CINCINNATI -- The Padres view promising young right-handers Luis Perdomo and Dinelson Lamet as integral pieces in their future rotation. And with the season wearing on into the dog days, they won't be babying either of them.
Neither Perdomo nor Lamet has been placed on an innings restriction this season. Given their heavy workloads last year, Padres manager Andy Green doesn't foresee either pitcher being limited over the final two months.
"They're both strong. The ball's coming out of their hand pretty well," Green said. "I don't think they'll hit an innings threshold we're uncomfortable with, so all of those things play in their favor to end the season in the rotation."
Between three levels in the Minors last season, Lamet threw 150 innings. Perdomo, a Rule 5 Draft choice last year, notched 146 2/3 -- the most by a San Diego rookie since Clay Hensley in 2006.
Perdomo, who allowed two runs over six-plus innings in a 7-3 win over the Reds on Tuesday, and Lamet each cracked the 100-innings mark last week. They're projected to exceed their 2016 totals, but only slightly.
"I feel really good physically," Lamet said. "It's something I spent the offseason thinking about. ... That's what I was training for: To get my body in a place where it would be good when fatigue starts to hit this month and September."

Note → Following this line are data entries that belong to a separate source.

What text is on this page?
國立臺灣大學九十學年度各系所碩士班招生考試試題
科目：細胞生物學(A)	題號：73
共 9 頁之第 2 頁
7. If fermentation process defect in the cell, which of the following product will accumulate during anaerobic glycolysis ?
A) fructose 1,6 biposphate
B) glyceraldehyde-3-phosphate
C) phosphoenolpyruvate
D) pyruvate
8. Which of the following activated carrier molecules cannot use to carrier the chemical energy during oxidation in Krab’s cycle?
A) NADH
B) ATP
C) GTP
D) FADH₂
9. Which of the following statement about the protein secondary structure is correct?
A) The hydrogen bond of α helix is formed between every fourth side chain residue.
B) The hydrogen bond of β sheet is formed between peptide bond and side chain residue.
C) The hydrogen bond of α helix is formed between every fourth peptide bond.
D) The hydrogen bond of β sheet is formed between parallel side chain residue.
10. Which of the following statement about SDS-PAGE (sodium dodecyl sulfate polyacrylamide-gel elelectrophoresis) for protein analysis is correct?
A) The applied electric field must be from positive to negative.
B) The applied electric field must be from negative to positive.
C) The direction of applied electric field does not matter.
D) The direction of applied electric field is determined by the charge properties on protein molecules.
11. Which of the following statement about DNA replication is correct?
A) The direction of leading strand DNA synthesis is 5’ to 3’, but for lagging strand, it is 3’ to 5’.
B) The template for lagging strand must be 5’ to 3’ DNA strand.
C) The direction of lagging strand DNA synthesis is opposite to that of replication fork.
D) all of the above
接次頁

The Padres used the All-Star break to push Perdomo and Lamet to the back of the rotation, giving each of them a 12-day break between starts.
It's possible they could do something similar as the season progresses, skipping a start that's sandwiched around an off-day. But that isn't in the plans right now, according to Green -- in part because of injuries and the lack of pitching depth at Triple-A.
In any case, both pitchers had a light early-season workload. Come September, that should play in the Padres' favor. Perdomo missed two starts with shoulder inflammation that turned out to be minor. Lamet, meanwhile, had the luxury of extra off-days and a more limited pitch count in Triple-A before his May callup.
"Neither one of them are way past what they've done in the past," said Green. "That's what you look at. In Perdomo's case, he missed a portion of the season earlier in the year, as we exercised some caution with the way his shoulder felt. Turned out he was fine, but I think that little bit of missed time enables him to get through the rest of the season."